Starting with the related work section, I find a lot of relevant material missing. Particularly other works using WordNet for query expansion. Also, the presentation does not do an adequate job of actually situating the proposed method in relation to others. There should be a tighter comparison of similarities and differences. On the other hand, if such a comparison would be done with the proper related work, the novelty of this paper would probably start to seem quite thin.

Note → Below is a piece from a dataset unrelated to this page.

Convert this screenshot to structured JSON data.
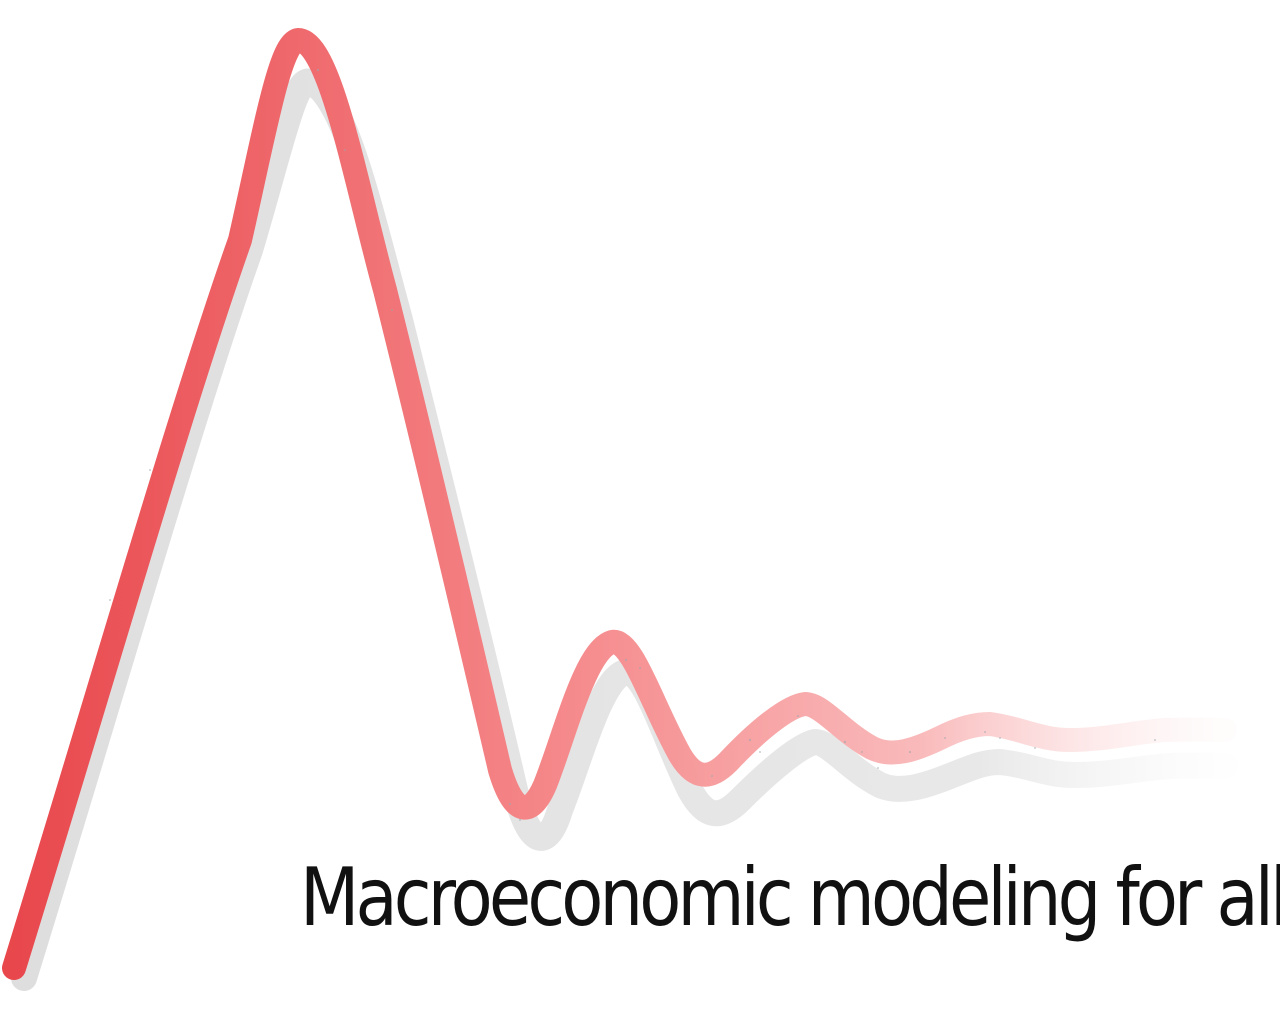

The actual method description is hard to follow. Some formulas are given, but important details on how the algorithm actually uses them are left out. On the other hand, most of the modules described in section 4 in detail are of negligible import to the core algorithm, and could be vastly condensed.

All of this could be corrected with a major revision, but the most problematic part is the evaluation. The results are intriguing, seeming to point to an advantage of the proposed method with regard to current search engines. However, the results are impossible to judge properly, because the evaluation protocol isn't properly specified.

Extrapolating from the hints in the text, I'm assuming that there was some sort of human evaluation of the returned results in each case, and that the results were ranked on a scale of possibly 1-10.

But how? Earlier (if I'm reading it correctly) the text states that the top 20 hits returned by each search engine for the query are re-ranked. Now, how many of these are then evaluated by a human? Is there an emphasis based on the order or just the quality of the link? The paper does not say. Yet either some additional cutoffs or order weighting must be going on, as otherwise the top 20 links should be the same (without regard to order), and thus their average evaluation scores also the same.

Solicited review by Eero Hyvönen:

The paper aims at offering better rankings for search results, based on the concepts found in search engine results and the underlying ontologies. The method is tested on Google ja Yahoo! search engines, using WordNet as the underlying ontology.

The paper starts with a short introduction. Research questions are presented but on a very general level. More precise formulation of the IR research problem is needed here.

Next, related work is discussed. Again, the presentation is given at a very general level (presenting e.g. IR as a field, TDF-IDF etc.) without deeper analysis and enough references to literature. There's lots of previous work related to ontology-based search and guery/document expansion not covered there.

The proposed approach in section 4 is presented intuitively as a flow chart (Fig 2): the idea is to represent the query and search results form a search engine as vectors (using WordNet) and then re-rank the results in a better way than e.g. Google, Yahoo!, and Ping does. If better ranking is possible in this way, this would be useful, but convincing evidence and evaluation is needed. The method used is based on simple vector similarity comparizon, nothing paricularly novel there. A detailed description of the method would be needed in the paper, though. From a methodological viewpoint, the setting is basically similar to traditional ontology-based search on text documents: here, however, the method is applied to the search results, not the original document set.

Evaluation of the approach using a test implementation is presented in section 5. A set of 25 queries (simple and complex) to Google and Yahoo! were used with 500 results. The evaluation setting is not described in enough detail. For example: What are simple and complex queries? What was the gold standard used and how was it created? What are the "points" anyway in the tables? How reliable are the results in the general case?

As for the results, it should be clarified how good the results actually are in the first place and why: I think that the numbers in table 3 do not convince the reader that the method proposed really makes a difference.

The paper is readable and well-structured, and the topic is suitable for the journal. However, in my mind, the paper the cannot be accepted for publication due to the issues discussed above.



This paper was submitted as part of the 'Big Data: Theory and Practice' call.